Erstellt am 30. Oktober 2013, 09:08

Präsidenten-Amt als Auslaufmodell. Harald Knabl über die Rolle des Bundespräsidenten.

© Franz Baldauf , St. Pölten , 26.09.2012 , NÖN Chefredakteur und Geschäftsführer vom NÖ Pressehaus Prof. Harald Knabl  |  NOEN, Franz Baldauf (Franz Baldauf)
Heinz Fischer ist ein anständiger Bundespräsident alten Stils. Er hat sich in seiner bisherigen Amtszeit keinen wirklich groben Patzer erlaubt, führt eine vorbildhafte Ehe, gibt lustige Opernballinterviews und macht auch bei Besuchen im Ausland einen durchaus sympathischen Eindruck. Was er nicht wirklich ist, das ist es, ein mutiger, fordernder, drängender Bundespräsident zu sein. Das hat er am Samstag anlässlich seiner Rede zum Nationalfeiertag wieder einmal eindrucksvoll bewiesen.

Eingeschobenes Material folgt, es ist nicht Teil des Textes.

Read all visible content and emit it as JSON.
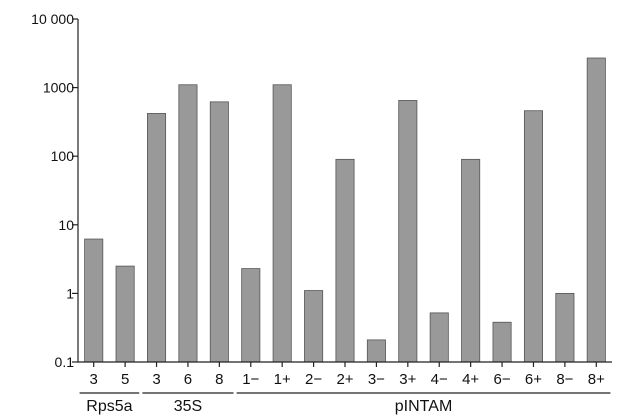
{
  "chart_data": {
    "type": "bar",
    "scale": "log",
    "ylim": [
      0.1,
      10000
    ],
    "yticks": [
      0.1,
      1,
      10,
      100,
      1000,
      10000
    ],
    "ytick_labels": [
      "0.1",
      "1",
      "10",
      "100",
      "1000",
      "10 000"
    ],
    "grid": false,
    "bar_color": "#999999",
    "bar_edge_color": "#555555",
    "categories": [
      "3",
      "5",
      "3",
      "6",
      "8",
      "1−",
      "1+",
      "2−",
      "2+",
      "3−",
      "3+",
      "4−",
      "4+",
      "6−",
      "6+",
      "8−",
      "8+"
    ],
    "values": [
      6.2,
      2.5,
      420,
      1100,
      620,
      2.3,
      1100,
      1.1,
      90,
      0.21,
      650,
      0.52,
      90,
      0.38,
      460,
      1.0,
      2700
    ],
    "groups": [
      {
        "label": "Rps5a",
        "start": 0,
        "end": 1
      },
      {
        "label": "35S",
        "start": 2,
        "end": 4
      },
      {
        "label": "pINTAM",
        "start": 5,
        "end": 16
      }
    ]
  }
}
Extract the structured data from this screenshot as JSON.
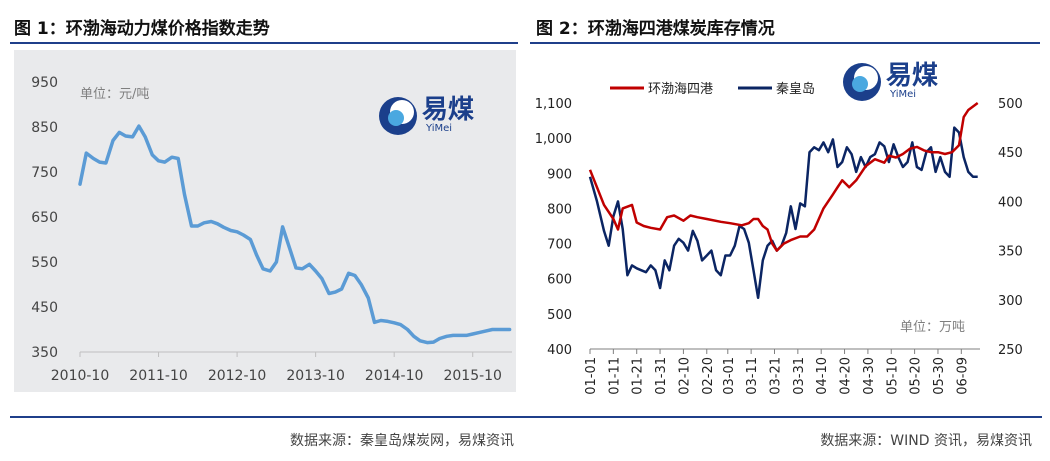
{
  "figure1": {
    "title": "图 1：环渤海动力煤价格指数走势",
    "source": "数据来源：秦皇岛煤炭网，易煤资讯",
    "unit_label": "单位：元/吨",
    "logo": {
      "main": "易煤",
      "sub": "YiMei"
    },
    "colors": {
      "line": "#5b9bd5",
      "background": "#e9eaec"
    }
  },
  "figure2": {
    "title": "图 2：环渤海四港煤炭库存情况",
    "source": "数据来源：WIND 资讯，易煤资讯",
    "unit_label": "单位：万吨",
    "logo": {
      "main": "易煤",
      "sub": "YiMei"
    },
    "colors": {
      "series1": "#c00000",
      "series2": "#0b2563"
    }
  },
  "chart_data": [
    {
      "type": "line",
      "title": "",
      "xlabel": "",
      "ylabel": "",
      "ylim": [
        350,
        950
      ],
      "y_ticks": [
        950,
        850,
        750,
        650,
        550,
        450,
        350
      ],
      "x_tick_labels": [
        "2010-10",
        "2011-10",
        "2012-10",
        "2013-10",
        "2014-10",
        "2015-10"
      ],
      "x_tick_positions": [
        2010.75,
        2011.75,
        2012.75,
        2013.75,
        2014.75,
        2015.75
      ],
      "xlim": [
        2010.75,
        2016.25
      ],
      "grid": false,
      "series": [
        {
          "x": [
            2010.75,
            2010.83,
            2010.92,
            2011.0,
            2011.08,
            2011.17,
            2011.25,
            2011.33,
            2011.42,
            2011.5,
            2011.58,
            2011.67,
            2011.75,
            2011.83,
            2011.92,
            2012.0,
            2012.08,
            2012.17,
            2012.25,
            2012.33,
            2012.42,
            2012.5,
            2012.58,
            2012.67,
            2012.75,
            2012.83,
            2012.92,
            2013.0,
            2013.08,
            2013.17,
            2013.25,
            2013.33,
            2013.42,
            2013.5,
            2013.58,
            2013.67,
            2013.75,
            2013.83,
            2013.92,
            2014.0,
            2014.08,
            2014.17,
            2014.25,
            2014.33,
            2014.42,
            2014.5,
            2014.58,
            2014.67,
            2014.75,
            2014.83,
            2014.92,
            2015.0,
            2015.08,
            2015.17,
            2015.25,
            2015.33,
            2015.42,
            2015.5,
            2015.58,
            2015.67,
            2015.75,
            2015.83,
            2015.92,
            2016.0,
            2016.08,
            2016.17,
            2016.22
          ],
          "values": [
            723,
            792,
            780,
            772,
            770,
            820,
            838,
            830,
            828,
            852,
            828,
            788,
            775,
            772,
            783,
            780,
            700,
            630,
            630,
            637,
            640,
            635,
            627,
            620,
            617,
            610,
            600,
            565,
            535,
            530,
            550,
            628,
            580,
            537,
            535,
            545,
            530,
            513,
            480,
            483,
            490,
            525,
            520,
            500,
            470,
            416,
            420,
            418,
            415,
            411,
            400,
            385,
            375,
            371,
            372,
            380,
            385,
            387,
            387,
            387,
            390,
            393,
            397,
            400,
            400,
            400,
            400
          ]
        }
      ]
    },
    {
      "type": "line",
      "title": "",
      "xlabel": "",
      "ylabel": "",
      "ylim": [
        400,
        1100
      ],
      "y_ticks": [
        1100,
        1000,
        900,
        800,
        700,
        600,
        500,
        400
      ],
      "y_tick_labels": [
        "1,100",
        "1,000",
        "900",
        "800",
        "700",
        "600",
        "500",
        "400"
      ],
      "y2lim": [
        250,
        500
      ],
      "y2_ticks": [
        500,
        450,
        400,
        350,
        300,
        250
      ],
      "x_tick_labels": [
        "01-01",
        "01-11",
        "01-21",
        "01-31",
        "02-10",
        "02-20",
        "03-01",
        "03-11",
        "03-21",
        "03-31",
        "04-10",
        "04-20",
        "04-30",
        "05-10",
        "05-20",
        "05-30",
        "06-09"
      ],
      "x_tick_days": [
        0,
        10,
        20,
        30,
        40,
        50,
        59,
        69,
        79,
        89,
        99,
        109,
        119,
        129,
        139,
        149,
        159
      ],
      "xlim": [
        0,
        167
      ],
      "legend": "top",
      "grid": false,
      "series": [
        {
          "name": "环渤海四港",
          "axis": "left",
          "x": [
            0,
            3,
            6,
            10,
            12,
            14,
            18,
            20,
            23,
            26,
            30,
            33,
            36,
            40,
            43,
            46,
            50,
            56,
            60,
            65,
            68,
            70,
            72,
            74,
            76,
            78,
            80,
            83,
            86,
            90,
            93,
            96,
            100,
            104,
            106,
            108,
            111,
            114,
            118,
            122,
            126,
            128,
            131,
            134,
            137,
            140,
            143,
            146,
            149,
            152,
            155,
            158,
            160,
            162,
            164,
            166
          ],
          "values": [
            910,
            860,
            810,
            770,
            740,
            800,
            810,
            760,
            750,
            745,
            740,
            775,
            780,
            765,
            780,
            775,
            770,
            762,
            758,
            752,
            758,
            770,
            770,
            750,
            740,
            700,
            680,
            700,
            710,
            720,
            720,
            740,
            800,
            840,
            860,
            880,
            860,
            880,
            920,
            940,
            930,
            950,
            945,
            955,
            970,
            975,
            965,
            960,
            960,
            955,
            960,
            980,
            1060,
            1080,
            1090,
            1100
          ]
        },
        {
          "name": "秦皇岛",
          "axis": "right",
          "x": [
            0,
            3,
            6,
            8,
            10,
            12,
            14,
            16,
            18,
            20,
            22,
            24,
            26,
            28,
            30,
            32,
            34,
            36,
            38,
            40,
            42,
            44,
            46,
            48,
            50,
            52,
            54,
            56,
            58,
            60,
            62,
            64,
            66,
            68,
            70,
            72,
            74,
            76,
            78,
            80,
            82,
            84,
            86,
            88,
            90,
            92,
            94,
            96,
            98,
            100,
            102,
            104,
            106,
            108,
            110,
            112,
            114,
            116,
            118,
            120,
            122,
            124,
            126,
            128,
            130,
            132,
            134,
            136,
            138,
            140,
            142,
            144,
            146,
            148,
            150,
            152,
            154,
            156,
            158,
            160,
            162,
            164,
            166
          ],
          "values": [
            425,
            400,
            370,
            355,
            385,
            400,
            372,
            325,
            335,
            332,
            330,
            328,
            335,
            330,
            312,
            340,
            330,
            355,
            362,
            358,
            350,
            370,
            360,
            340,
            345,
            350,
            330,
            325,
            345,
            345,
            355,
            375,
            372,
            358,
            330,
            302,
            340,
            355,
            360,
            350,
            355,
            368,
            395,
            372,
            398,
            395,
            450,
            455,
            452,
            460,
            450,
            463,
            435,
            440,
            455,
            448,
            430,
            445,
            435,
            445,
            448,
            460,
            456,
            440,
            458,
            445,
            435,
            440,
            460,
            435,
            432,
            450,
            455,
            430,
            445,
            430,
            425,
            475,
            470,
            445,
            430,
            425,
            425
          ]
        }
      ]
    }
  ]
}
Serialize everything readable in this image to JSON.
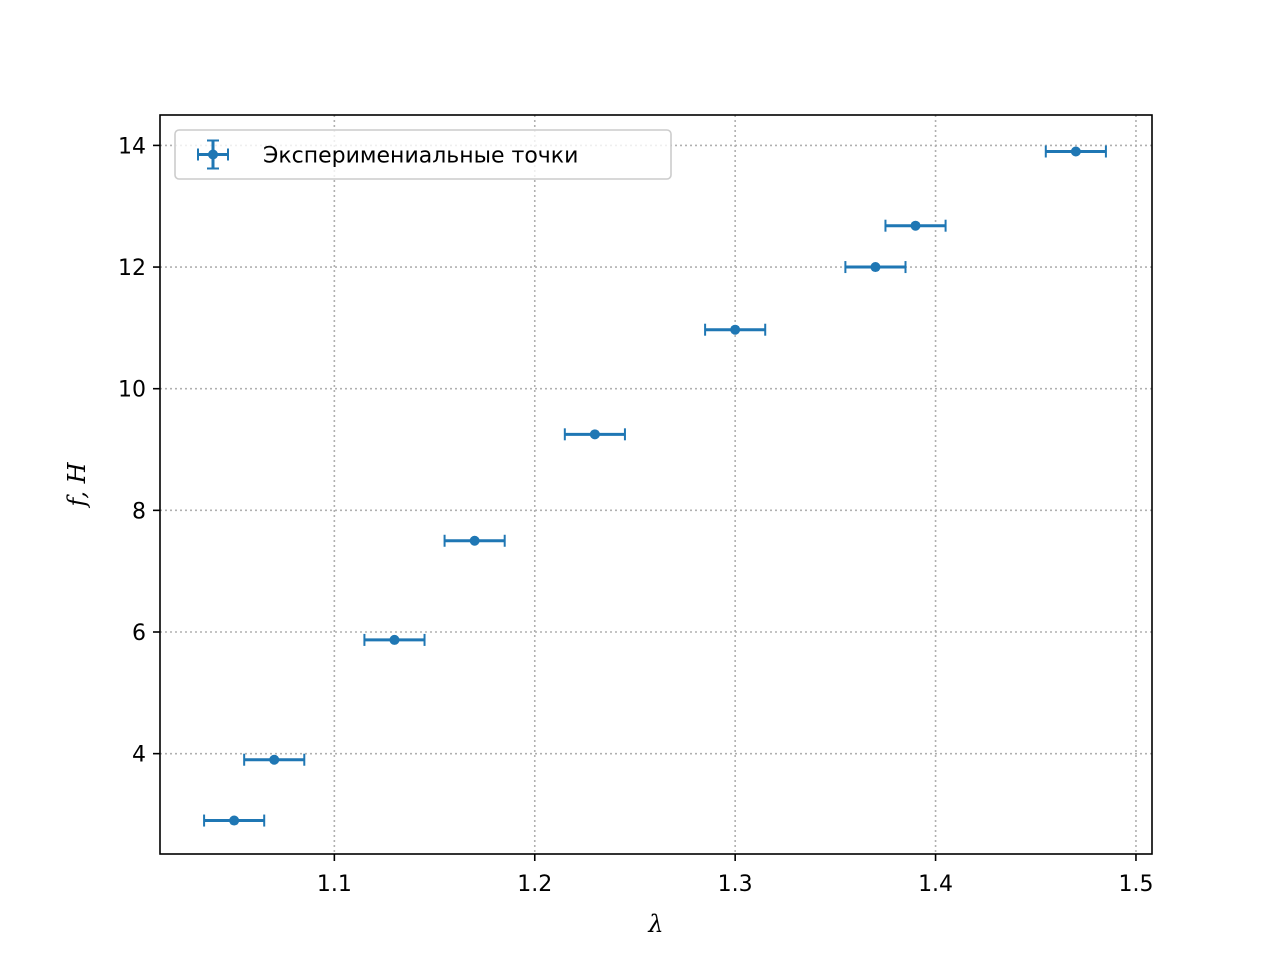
{
  "chart_data": {
    "type": "scatter",
    "title": "",
    "xlabel": "λ",
    "ylabel": "f, H",
    "xlim": [
      1.013,
      1.508
    ],
    "ylim": [
      2.35,
      14.5
    ],
    "xticks": [
      1.1,
      1.2,
      1.3,
      1.4,
      1.5
    ],
    "yticks": [
      4,
      6,
      8,
      10,
      12,
      14
    ],
    "grid": true,
    "grid_style": "dotted",
    "legend_position": "top-left",
    "series": [
      {
        "name": "Эксперимениальные точки",
        "color": "#1f77b4",
        "x": [
          1.05,
          1.07,
          1.13,
          1.17,
          1.23,
          1.3,
          1.37,
          1.39,
          1.47
        ],
        "y": [
          2.9,
          3.9,
          5.87,
          7.5,
          9.25,
          10.97,
          12.0,
          12.68,
          13.9
        ],
        "x_error": 0.015
      }
    ]
  }
}
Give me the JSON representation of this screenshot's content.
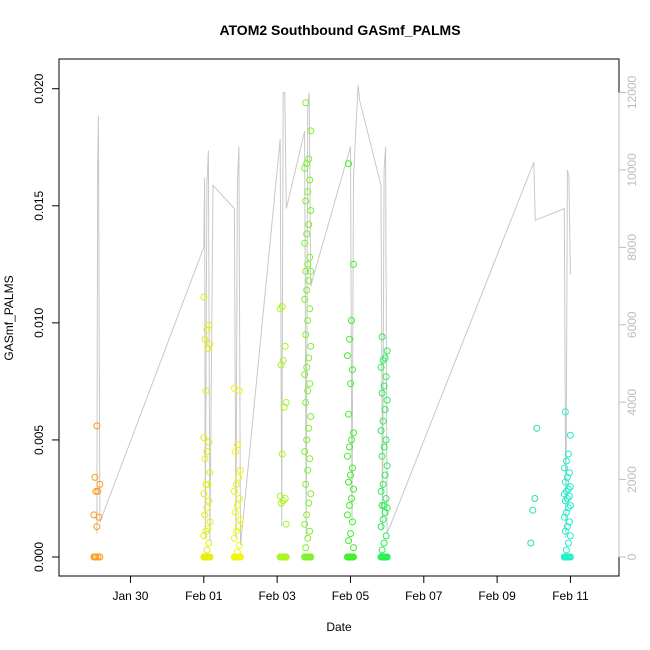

Da hat es bei den Nationalratswahlen die beiden Koalitionsparteien (wieder einmal) ordentlich zerbeutelt, so sehr, dass sich eine Neuauflage noch gerade einmal ausgeht, und der freundliche alte Herr in der Hofburg findet „mahnende Worte“, wie es der ORF-Teletext zutreffend formulierte.

Jetzt ist schon klar, dass die faktische Macht des Bundespräsidenten eine viel geringere ist als oft angenommen, ein wenig mehr als diese Stehsätze hätte man sich vom Bundespräsidenten endlich einmal erwarten dürfen.
In regelmäßigen Abständen wird über die Funktion und die mäßige Machtfülle unseres Staatsoberhauptes diskutiert. Nach den „mahnenden Worten“ sollte das wieder einmal getan werden.

Kriegen nämlich die beiden bisherigen Koalitionsparteien nicht endlich das Schaulaufen um mächtige Positionen in den Griff und wenden sich einer lösungsorientierten Sachpolitik zu, wird es Heinz Fischer noch bereuen, am Nationalfeiertag des Jahres 2013 nur „mahnende Worte“ gefunden zu haben. Denn ob er dann auch böse Miene zum bösen Spiel machen würde, wie es der viel geschmähte Thomas Klestil einst bei der Angelobung der schwarz-blauen Koalition tat, das sei hier einmal dahingestellt.